While the generators have sufficient capacity to supply our operational demand, as a result of the administered price cap being implemented, some generators are deliberately withdrawing from market. This has forced AEMO to issue a lack of reserve notice to direct generators on to avoid load shedding. This direction entitles generators to additional compensation, which is in the best interests of their shareholders.

The government has poor visibility of the market, which impedes its ability to predict and manage situations like this. As the house is aware, we are progressing reforms which seek to improve the transparency of the gas market. The previous Labor government put in place 250 megawatts of sovereign generation as a safeguard to protect us from uncooperative markets. The former Liberal government promptly privatised this safeguard.

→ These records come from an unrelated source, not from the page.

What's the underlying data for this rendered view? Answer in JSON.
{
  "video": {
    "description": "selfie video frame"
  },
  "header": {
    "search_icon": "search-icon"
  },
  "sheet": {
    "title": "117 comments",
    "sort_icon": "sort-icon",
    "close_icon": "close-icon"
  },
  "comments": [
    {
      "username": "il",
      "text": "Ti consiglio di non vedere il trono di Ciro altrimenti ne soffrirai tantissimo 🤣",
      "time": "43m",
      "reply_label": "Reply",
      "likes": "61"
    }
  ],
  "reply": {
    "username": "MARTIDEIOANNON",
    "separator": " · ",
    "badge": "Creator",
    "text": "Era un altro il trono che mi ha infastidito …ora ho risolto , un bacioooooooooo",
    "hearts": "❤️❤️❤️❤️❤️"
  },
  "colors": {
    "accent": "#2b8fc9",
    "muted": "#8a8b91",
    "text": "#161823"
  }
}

While AEMO has directed the Snapper Point power station to generate at 100 per cent of its 150-megawatt capacity, the house would be disappointed to hear it is still using diesel—or as members opposite would have said 'dirty diesel’—as a primary fuel for the gas turbines.

Even more disappointingly, the 120 megawatt Lonsdale generators are unable to operate as they are disconnected from the grid. The gas turbines, generators and associated equipment are being prepared for relocation to a new site at Bolivar as a result of the privatisation, decommissioning a piece of—

Members interjecting:

The SPEAKER: Order! The minister has the call.

The Hon. A. KOUTSANTONIS: —critical infrastructure so we are left vulnerable over winter. The current market practice of generators withdrawing capacity, forecast lack of reserves and the market operator having to direct generation into the market—

Members interjecting:

The SPEAKER: Order! The member for Flinders is called to order. The Premier is called to order. The minister has the call.

The Hon. A. KOUTSANTONIS: —to manage these reserve shortfalls is not how the market should be operated, nor is it sustainable.

The Australian Energy Market Operator has informed the NEM of its intention to suspend the spot market in each region at 1.30pm today. This is unprecedented in the history of the National Electricity Market. AEMO says it has taken this action because it has become impossible to continue operating the spot market while ensuring a secure and reliable supply of electricity for consumers in accordance with the National Electricity Rules. What this means is that the market operator will apply a predetermined suspension pricing schedule for each region, including South Australia.

The declaration will continue until AEMO determines again it is possible to operate the market within the capability of AEMO's market systems in accordance with the rules.